Neuer Ansatz für therapeutische Möglichkeiten

Vor dem Hintergrund ihrer Studienergebnisse untersucht das Forschungsteam derzeit, ob die Makrophagen im Darm und deren Regulation von Transferrin auch bei entzündlichen Darmerkrankungen, Darminfektionen oder Magenschleimhautentzündungen gestört sein könnten. Potenzielle therapeutische Ansätze gebe es bereits: Im Tiermodell konnten klinisch zugelassene Medikamente (mTOR-Hemmer oder Serinproteaseblocker) die Mengen von Transferrin erhöhen und die Eisenverfügbarkeit für den Organismus wiederherstellen.
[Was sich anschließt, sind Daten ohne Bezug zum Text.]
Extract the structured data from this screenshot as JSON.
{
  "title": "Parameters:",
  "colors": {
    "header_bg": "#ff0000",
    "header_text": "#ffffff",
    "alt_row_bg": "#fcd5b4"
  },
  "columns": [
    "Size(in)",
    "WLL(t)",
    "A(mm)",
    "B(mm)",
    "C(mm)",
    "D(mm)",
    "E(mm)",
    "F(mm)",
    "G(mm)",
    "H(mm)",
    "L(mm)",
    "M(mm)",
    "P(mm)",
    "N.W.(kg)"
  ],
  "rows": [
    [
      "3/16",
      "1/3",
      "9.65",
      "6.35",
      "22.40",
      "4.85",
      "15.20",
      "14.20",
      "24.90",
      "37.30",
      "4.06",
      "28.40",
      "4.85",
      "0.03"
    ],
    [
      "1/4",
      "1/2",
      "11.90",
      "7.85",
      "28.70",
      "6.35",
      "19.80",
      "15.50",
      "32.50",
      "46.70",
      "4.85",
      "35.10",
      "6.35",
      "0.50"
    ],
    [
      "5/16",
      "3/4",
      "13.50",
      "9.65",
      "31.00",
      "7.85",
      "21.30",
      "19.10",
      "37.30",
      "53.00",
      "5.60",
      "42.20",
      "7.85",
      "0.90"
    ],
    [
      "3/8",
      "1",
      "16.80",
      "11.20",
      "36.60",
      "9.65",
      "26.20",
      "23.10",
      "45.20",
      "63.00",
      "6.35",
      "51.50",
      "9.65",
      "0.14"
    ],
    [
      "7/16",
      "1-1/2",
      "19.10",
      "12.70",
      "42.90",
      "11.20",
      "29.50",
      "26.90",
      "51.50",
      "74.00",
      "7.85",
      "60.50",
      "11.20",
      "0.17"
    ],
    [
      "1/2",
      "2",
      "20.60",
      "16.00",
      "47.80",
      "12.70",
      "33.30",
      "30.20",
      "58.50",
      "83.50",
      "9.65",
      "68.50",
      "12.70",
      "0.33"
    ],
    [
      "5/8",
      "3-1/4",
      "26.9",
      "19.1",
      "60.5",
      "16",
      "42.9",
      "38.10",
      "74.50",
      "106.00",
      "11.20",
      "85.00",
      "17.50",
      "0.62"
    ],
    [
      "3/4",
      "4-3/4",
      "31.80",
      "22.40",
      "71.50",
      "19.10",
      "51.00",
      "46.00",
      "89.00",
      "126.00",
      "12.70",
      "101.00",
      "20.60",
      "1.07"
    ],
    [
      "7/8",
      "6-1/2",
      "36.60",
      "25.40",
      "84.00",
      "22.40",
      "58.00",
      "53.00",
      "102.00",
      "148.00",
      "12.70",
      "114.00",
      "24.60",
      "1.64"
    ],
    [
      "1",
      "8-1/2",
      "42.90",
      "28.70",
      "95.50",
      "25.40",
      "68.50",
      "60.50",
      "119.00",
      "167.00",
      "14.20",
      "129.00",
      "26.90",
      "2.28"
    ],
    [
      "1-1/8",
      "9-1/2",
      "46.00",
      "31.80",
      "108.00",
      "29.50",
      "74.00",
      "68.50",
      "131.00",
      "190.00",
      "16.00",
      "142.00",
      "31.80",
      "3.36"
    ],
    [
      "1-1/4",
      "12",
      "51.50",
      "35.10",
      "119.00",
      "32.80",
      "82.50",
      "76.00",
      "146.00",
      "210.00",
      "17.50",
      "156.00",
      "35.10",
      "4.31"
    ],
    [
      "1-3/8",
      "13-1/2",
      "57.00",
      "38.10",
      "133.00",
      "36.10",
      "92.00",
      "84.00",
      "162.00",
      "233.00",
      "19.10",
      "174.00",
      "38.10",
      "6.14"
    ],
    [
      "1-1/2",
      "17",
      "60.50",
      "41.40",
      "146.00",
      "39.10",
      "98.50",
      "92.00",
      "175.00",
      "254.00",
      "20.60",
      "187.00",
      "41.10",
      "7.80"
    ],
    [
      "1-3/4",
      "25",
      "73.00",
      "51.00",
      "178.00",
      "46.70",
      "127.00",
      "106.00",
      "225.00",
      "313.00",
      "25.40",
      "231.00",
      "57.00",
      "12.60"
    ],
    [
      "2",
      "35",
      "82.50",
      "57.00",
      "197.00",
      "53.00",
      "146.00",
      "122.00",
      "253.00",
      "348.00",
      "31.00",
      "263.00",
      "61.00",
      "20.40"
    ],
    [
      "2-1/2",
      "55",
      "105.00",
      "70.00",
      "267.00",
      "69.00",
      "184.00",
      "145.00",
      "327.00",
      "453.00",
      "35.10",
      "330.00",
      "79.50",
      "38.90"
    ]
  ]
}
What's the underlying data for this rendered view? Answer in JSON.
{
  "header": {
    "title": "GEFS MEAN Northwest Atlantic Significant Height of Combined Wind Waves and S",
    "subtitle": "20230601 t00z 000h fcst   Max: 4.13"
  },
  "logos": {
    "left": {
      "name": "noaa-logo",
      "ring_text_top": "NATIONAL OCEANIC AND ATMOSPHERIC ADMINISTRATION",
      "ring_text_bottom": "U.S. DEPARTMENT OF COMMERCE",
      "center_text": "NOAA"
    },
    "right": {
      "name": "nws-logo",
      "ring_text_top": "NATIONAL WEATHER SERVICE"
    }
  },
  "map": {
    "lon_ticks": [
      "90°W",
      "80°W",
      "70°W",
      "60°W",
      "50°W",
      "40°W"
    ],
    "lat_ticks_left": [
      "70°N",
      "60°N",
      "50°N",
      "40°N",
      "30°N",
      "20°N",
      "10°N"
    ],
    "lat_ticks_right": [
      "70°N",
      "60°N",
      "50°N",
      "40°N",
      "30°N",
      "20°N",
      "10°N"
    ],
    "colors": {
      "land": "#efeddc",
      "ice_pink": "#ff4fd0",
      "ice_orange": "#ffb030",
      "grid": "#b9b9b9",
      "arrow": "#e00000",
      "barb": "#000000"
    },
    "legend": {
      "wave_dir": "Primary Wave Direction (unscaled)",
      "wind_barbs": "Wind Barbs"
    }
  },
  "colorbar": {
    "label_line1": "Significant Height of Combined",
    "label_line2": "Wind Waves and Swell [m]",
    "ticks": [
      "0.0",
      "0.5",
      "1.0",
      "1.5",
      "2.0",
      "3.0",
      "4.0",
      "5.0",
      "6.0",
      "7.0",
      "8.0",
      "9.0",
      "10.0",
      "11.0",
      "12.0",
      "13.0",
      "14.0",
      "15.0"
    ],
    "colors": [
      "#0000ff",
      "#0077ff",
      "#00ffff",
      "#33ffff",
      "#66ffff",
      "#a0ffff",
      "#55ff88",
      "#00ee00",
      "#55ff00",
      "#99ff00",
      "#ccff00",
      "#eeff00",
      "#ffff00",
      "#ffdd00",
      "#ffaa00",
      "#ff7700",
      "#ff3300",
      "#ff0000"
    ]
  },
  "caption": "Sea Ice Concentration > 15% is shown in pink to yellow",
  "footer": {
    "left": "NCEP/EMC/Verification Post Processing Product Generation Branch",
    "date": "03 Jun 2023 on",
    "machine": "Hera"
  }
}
Ob diese Behandlungsmöglichkeiten auch beim Menschen eingesetzt werden können, soll ebenfalls in weiteren Studien erforscht werden.

Ausgeglichener Eisenstoffwechsel wichtig für Gesundheit

Ein ausgeglichener Eisenstoffwechsel ist eine wesentliche Voraussetzung für die Gesundheit.
Eisen ist ein wichtiger Bestandteil des Blutfarbstoffes Hämoglobin. Mangelt es dem Körper an diesem Spurenelement, ist Blutarmut die Folge. Ebenso fatal ist ein Überschuss an Eisen, ausgelöst durch bestimmte genetische Erkrankungen wie der Hämochromatose, bei der die überschüssige Eisenablagerung langfristig viele Organe zerstört. Daher hat unser Organismus einige, teilweise redundanten Mechanismen entwickelt, um genau die richtige Menge an Eisen aufzunehmen. Dennoch zählen nicht nur eine Eisenmangelernährung, sondern auch eine gestörte Eisenaufnahme trotz genügend Eisenverfügbarkeit in der Nahrung zu den häufigsten Ursachen von Eisenmangel und Blutarmut. Die neue Studie legt nahe, dass Immunzellen im Zwölffingerdarm für Eisenabsorptionsprobleme verantwortlich sein könnten.